Eigentlich sollte dieser Workshop in kleinem Rahmen im Seminarraum einer Heilpraktikerin in Wannweil stattfinden. Nachdem die Anmeldungen einige Tage vorher geradezu explodiert sind, habe ich mich um einen größeren Raum im Rathaus bemüht. So konnten wir an diesem Abend über 40 Teilnehmende im Ratssaal begrüßen, das ist für unseren Verein wirklich beachtlich! Die Referentin Heiderose Bronner führte fröhlich und lebendig in das Thema ein und als es an Üben ging, war richtig Stimmung im Saal. Zu zweit probierten die Anwesenden die Übungen und tauschten sich darüber aus, viele spürten sofort die wohltuende Wirkung. Mein Favorit ist die „Tibetische Acht“, dabei werden Arme und Beine wechselseitig überkreuzt und zum Schluss die Hände an den Fingerspitzen zusammengeführt – das war die berühmte Handhaltung von Frau Merkel. Dieses Mundra harmonisiert und zentriert, Frau Merkel wusste, was sie tat 😊. Der Abend endete mit vielen Fragen an die Referentin und dem Wunsch nach einer Fortsetzung. Das werden wir in unser Programm für 2027 aufnehmen. Für uns hat sich gezeigt, dass die Fokussierung auf Workshops richtig ist, denn solch einen Abend gibt es nicht digital.

Christine Hack, Naturheilkunde Wannweil & Neckar-Alb e.V.

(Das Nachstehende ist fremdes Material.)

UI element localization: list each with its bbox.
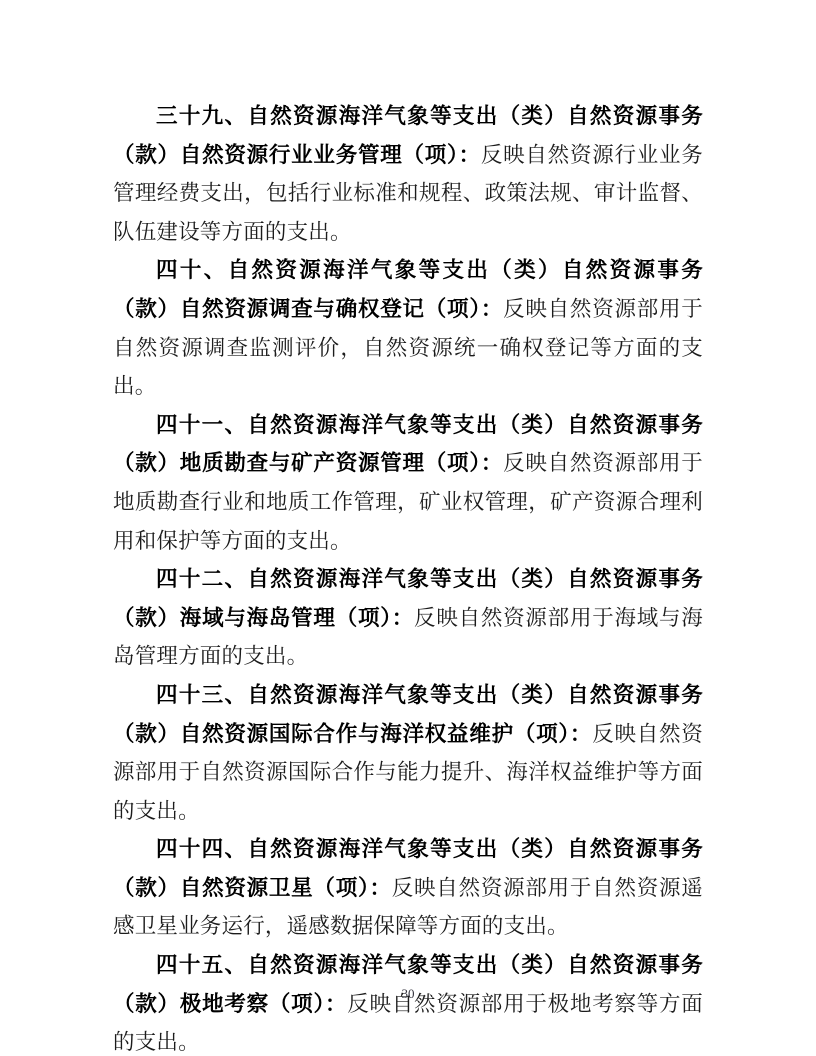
document-page: 三十九、自然资源海洋气象等支出（类）自然资源事务（款）自然资源行业业务管理（项）… [0,0,816,1056]
budget-item-paragraph: 四十、自然资源海洋气象等支出（类）自然资源事务（款）自然资源调查与确权登记（项）… [113,251,703,405]
page-number: 30 [402,986,415,1001]
page-footer: 30 [0,986,816,1002]
budget-item-paragraph: 四十二、自然资源海洋气象等支出（类）自然资源事务（款）海域与海岛管理（项）：反映… [113,560,703,676]
budget-item-paragraph: 三十九、自然资源海洋气象等支出（类）自然资源事务（款）自然资源行业业务管理（项）… [113,97,703,251]
budget-item-paragraph: 四十三、自然资源海洋气象等支出（类）自然资源事务（款）自然资源国际合作与海洋权益… [113,676,703,830]
budget-item-paragraph: 四十一、自然资源海洋气象等支出（类）自然资源事务（款）地质勘查与矿产资源管理（项… [113,406,703,560]
budget-item-paragraph: 四十四、自然资源海洋气象等支出（类）自然资源事务（款）自然资源卫星（项）：反映自… [113,830,703,946]
document-body: 三十九、自然资源海洋气象等支出（类）自然资源事务（款）自然资源行业业务管理（项）… [113,97,703,1056]
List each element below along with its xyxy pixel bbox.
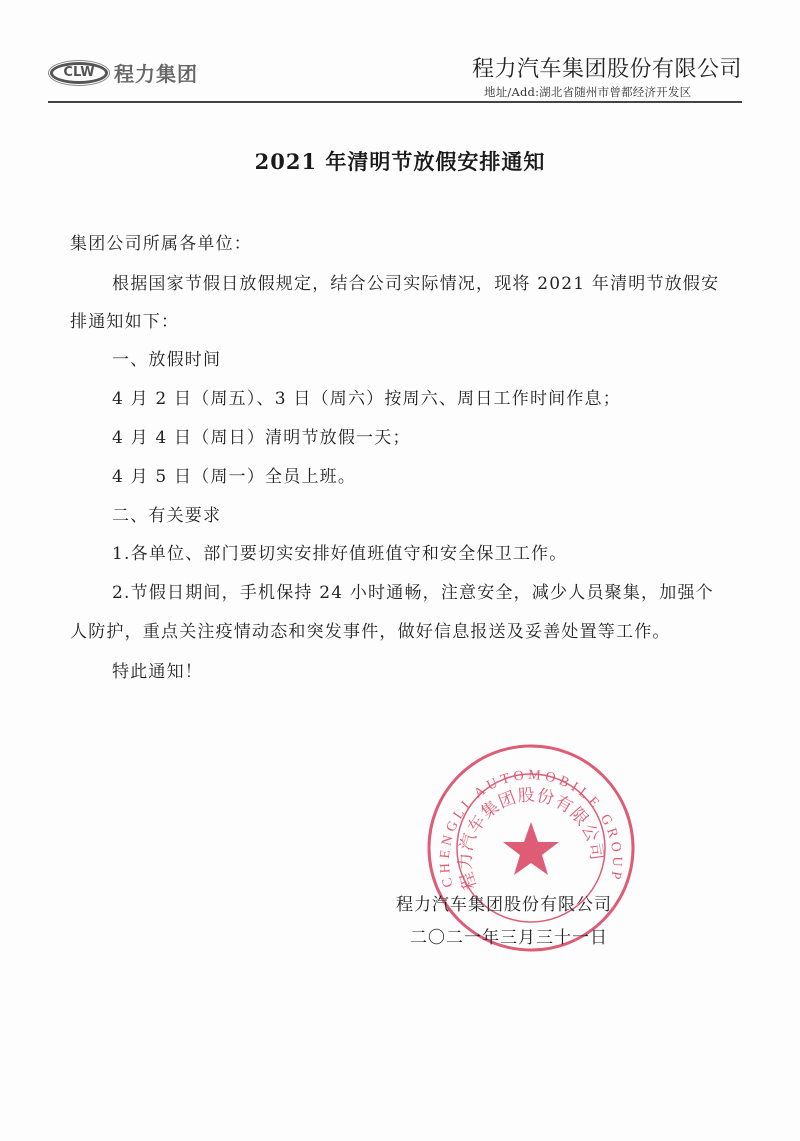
letterhead-company-name: 程力汽车集团股份有限公司 <box>472 52 742 83</box>
header-divider <box>48 101 742 103</box>
letterhead-address: 地址/Add:湖北省随州市曾都经济开发区 <box>484 84 691 100</box>
salutation: 集团公司所属各单位： <box>70 236 252 253</box>
schedule-item: 4 月 5 日（周一）全员上班。 <box>112 469 356 486</box>
logo-mark: CLW <box>50 62 108 84</box>
svg-text:CHENGLI AUTOMOBILE GROUP CO.,: CHENGLI AUTOMOBILE GROUP CO., LTD. <box>425 742 624 892</box>
requirement-item-2-line-2: 人防护，重点关注疫情动态和突发事件，做好信息报送及妥善处置等工作。 <box>70 624 671 641</box>
schedule-item: 4 月 2 日（周五）、3 日（周六）按周六、周日工作时间作息； <box>112 391 621 408</box>
section-2-heading: 二、有关要求 <box>112 508 221 525</box>
requirement-item-1: 1.各单位、部门要切实安排好值班值守和安全保卫工作。 <box>112 546 567 563</box>
schedule-item: 4 月 4 日（周日）清明节放假一天； <box>112 430 411 447</box>
requirement-item-2-line-1: 2.节假日期间，手机保持 24 小时通畅，注意安全，减少人员聚集，加强个 <box>112 585 714 602</box>
company-logo: CLW 程力集团 <box>50 58 198 87</box>
logo-text: 程力集团 <box>114 58 198 87</box>
document-title: 2021 年清明节放假安排通知 <box>0 146 800 176</box>
signature-date: 二〇二一年三月三十一日 <box>410 923 608 948</box>
intro-line-1: 根据国家节假日放假规定，结合公司实际情况，现将 2021 年清明节放假安 <box>112 276 719 293</box>
signature-company: 程力汽车集团股份有限公司 <box>396 890 612 915</box>
closing-remark: 特此通知！ <box>112 664 203 681</box>
intro-line-2: 排通知如下： <box>70 314 179 331</box>
section-1-heading: 一、放假时间 <box>112 352 221 369</box>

Am 30. Mai war es soweit: Wir trafen uns an der Bushaltestelle Rohracker und machten uns auf den Weg zu unserer geplanten kleinen Wanderung. Das Wetter hätte nicht schöner sein können. Weniger heiß als die Tage zuvor aber sommerlich warm. So waren wir froh,  nach wenigen Minuten Fußweg in den Schatten des Waldes zu gelangen.

Nach einer knappen halben Stunde gelangten wir zu den malerisch gelegenen Rohracker Seen, die ersten gelben Teichrosen warteten auf uns. Auf einer schönen Waldwiese bestiegen wir voller Vorfreude auf ein kühlendes Fußbad das Kneipp-Becken. Wie herrlich das erfrischend kühle Wasser sich anfühlte. Karine Lutzwiller führte uns mit einem kurzweiligen Vortrag  in die Erkenntnisse von Pfarrer Kneipp ein. Sie ließ Demonstrationen folgen, wie einfache Wassergüsse auch zu Hause angewendet werden können. Fuß- und Zehengymnastik und einige Barfuß- Schritte über die Wiese brachten die kalten Füße schnell wieder auf Betriebstemperatur. Im Anschluss stellte Frau Lutzwiller uns noch einige Quiz- Fragen zum Thema Wasser und zur Gesundheit. Ein anregender und gesundheitsfördernder Aufenthalt am Kneipp-Becken. So gestärkt machten wir uns wieder auf den Weg, der uns durch eine beeindruckende kleine Schlucht bergauf durch den Sillenbucher Wald führte. Im Sillenbucher Waldheim ließen wir unseren Ausflug wohlverdient ausklingen.